«La riforma del Senato sarà un’opportunità per aggiornare e rafforzare le autonomie, non per indebolirle». Questa la rassicurazione data ieri ai cronisti dal ministro Paolo Gentiloni al termine della celebrazione del settantesimo anniversario dell’Autonomia trentina e sudtirolese.T. Scarpetta, "Corriere del Trentino", 6 settembre 2016
Parole apparentemente in contrasto con il tweet del 2 settembre di Matteo Renzi: «Se vince il sì, meno poteri alle Regioni». Una contraddizione emersa, in sala Depero, nel discorso del presidente del consiglio provinciale Bruno Dorigatti: «Il modello regionalistico ha anche dimostrato i suoi limiti, ma ciò non deve diventare alibi per una generalizzata compressione dei poteri delle Regioni ordinarie e speciali, in favore di un antistorico assolutismo dello Stato centrale».
Un dialogo tra compagni di partito, il Pd, condotto per ovvie ragioni su uno spartito istituzionale. La posizione negativa di Dorigatti sul referendum costituzionale, d’altronde, è nota. Gentiloni, intervenuto poco dopo, gli ha risposto indirettamente «Sono certo — ha detto il ministro — che Consulta e Convenzione faranno passi avanti sulla scia di una riforma costituzionale che rispetta e vuole valorizzare le autonomie in generale e le autonomie speciali in particolare».

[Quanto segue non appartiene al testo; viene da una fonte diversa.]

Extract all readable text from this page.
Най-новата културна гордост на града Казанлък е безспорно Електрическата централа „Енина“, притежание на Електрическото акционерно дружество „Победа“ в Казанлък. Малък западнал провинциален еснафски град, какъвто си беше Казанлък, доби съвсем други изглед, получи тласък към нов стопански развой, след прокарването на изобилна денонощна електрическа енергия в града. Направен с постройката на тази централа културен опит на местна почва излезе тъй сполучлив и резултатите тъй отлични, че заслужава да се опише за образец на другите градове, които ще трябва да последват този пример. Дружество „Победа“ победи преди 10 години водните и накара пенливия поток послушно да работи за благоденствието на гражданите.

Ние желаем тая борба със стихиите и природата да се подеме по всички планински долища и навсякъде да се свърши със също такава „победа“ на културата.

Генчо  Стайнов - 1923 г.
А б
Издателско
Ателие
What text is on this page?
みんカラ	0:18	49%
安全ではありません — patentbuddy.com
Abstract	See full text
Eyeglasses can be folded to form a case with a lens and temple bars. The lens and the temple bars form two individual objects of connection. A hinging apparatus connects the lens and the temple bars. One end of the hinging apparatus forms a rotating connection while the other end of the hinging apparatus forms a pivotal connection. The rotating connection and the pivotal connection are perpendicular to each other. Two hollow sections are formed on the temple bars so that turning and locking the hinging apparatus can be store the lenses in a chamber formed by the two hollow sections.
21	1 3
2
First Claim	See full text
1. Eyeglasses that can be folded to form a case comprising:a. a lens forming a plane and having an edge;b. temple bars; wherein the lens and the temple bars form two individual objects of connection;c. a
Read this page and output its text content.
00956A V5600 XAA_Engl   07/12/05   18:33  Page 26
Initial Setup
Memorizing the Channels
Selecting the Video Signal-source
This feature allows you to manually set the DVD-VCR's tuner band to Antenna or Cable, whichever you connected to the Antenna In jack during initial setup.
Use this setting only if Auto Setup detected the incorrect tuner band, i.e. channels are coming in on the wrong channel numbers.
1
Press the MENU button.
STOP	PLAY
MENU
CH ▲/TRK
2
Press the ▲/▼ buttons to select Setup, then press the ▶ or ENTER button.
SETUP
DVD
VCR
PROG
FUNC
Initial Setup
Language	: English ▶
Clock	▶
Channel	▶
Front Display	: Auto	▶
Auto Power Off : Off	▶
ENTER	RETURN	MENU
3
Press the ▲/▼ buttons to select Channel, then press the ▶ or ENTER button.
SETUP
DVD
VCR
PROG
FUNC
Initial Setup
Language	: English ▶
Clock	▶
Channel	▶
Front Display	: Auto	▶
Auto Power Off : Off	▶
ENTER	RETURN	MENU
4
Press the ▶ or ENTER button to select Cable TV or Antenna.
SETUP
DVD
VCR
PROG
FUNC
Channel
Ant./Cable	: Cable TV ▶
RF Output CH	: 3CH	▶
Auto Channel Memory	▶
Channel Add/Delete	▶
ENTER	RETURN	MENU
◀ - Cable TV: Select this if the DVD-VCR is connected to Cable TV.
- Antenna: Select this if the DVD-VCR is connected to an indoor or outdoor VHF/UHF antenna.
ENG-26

Più che di riforma, però, ieri mattina in Provincia si è parlato dell’accordo Degasperi-Gruber — la «Magna Charta» dell’Autonomia — firmato il 5 settembre 1946 a Parigi durante la Conferenza di pace e scritto in inglese, la lingua dei vincitori. A Giuseppe Zorzi il compito di inquadrare storicamente l’evento: «Decisiva — ha ricordato — fu la volontà degli Alleati di non penalizzare eccessivamente un grande Paese dalla posizione strategica come l’Italia, dove, tra l’altro, c’era il partito comunista più forte d’Occidente. Costante fu anche il timore che l’Austria potesse prima o poi finire nell’orbita sovietica, e certo Bolzano era più a sud di Innsbruck». Se la scelta di lasciare l’Alto Adige all’Italia fu dettata da Realpolitik , lo stringato accordo di tre articoli che ne derivò — in cui Degasperi impegnava l’Italia a «salvaguardare il carattere etnico e lo sviluppo culturale ed economico» degli «abitanti di lingua tedesca della provincia di Bolzano» e di quelli dei «vicini comuni bilingui della provincia di Trento» — gettò le basi per quello che, a Pieve Tesino, Sergio Mattarella ha recentemente definito «un unicum europeo e un motivo di orgoglio per la democrazia italiana». Parole ricordate ieri da Gentiloni, che ha definito l’accordo del 5 settembre 1946 «un’intuizione visionaria». Perché nell’accordo vi era già «l’intento non di cancellare, ma di relativizzare l’importanza confini nazionali, cosa che settant’anni fa appariva proprio come un’intuizione visionaria», la stessa che, sviluppata, ha portato all’Europa definita da Degasperi «un mito di pace». Il ministro ha accennato alla vittoria dei nazionalisti dell’Afd in Meclemburgo-Pomerania, sottolineando, però che «il 75% dei partiti è su posizioni diverse», e che alla libera circolazione di persone e merci «l’italia non intende rinunciare». «La costruzione di barriere e muri — ha aggiunto senza citare direttamente l’Austria — non è una risposta efficace per fronteggiare il fenomeno migratorio. Questo vale in modo particolarissimo per il Brennero, luogo una volta di conflitto, trasformato nel tempo in area di dialogo prosperità e integrazione».
«Alla base di tutto — ha osservato Ugo Rossi — c’è il popolo, perché nemmeno la Repubblica, proprio come la nostra Autonomia, esisterebbero se un popolo non l’avesse fortemente volute». Il governatore ha sottolineato la presenza, in sala, del collega Arno Kompatscher. Ieri, per la prima volta, un presidente sudtirolese ha partecipato alla festa dell’Autonomia a Trento e la sala, composta per lo più da sindaci e autorità, lo ha salutato con un lungo applauso. «Se ieri l’autonomia era una condizione dell’essere, oggi — ha concluso Rossi — è una condizione del divenire. Il rischio è sempre, inesorabilmente, quello di guardare all’interno di noi stessi e al proprio passato più che al mondo esterno e al futuro. Noi delle Autonomie speciali vogliamo, invece, preservare identità e radici portandole nel futuro».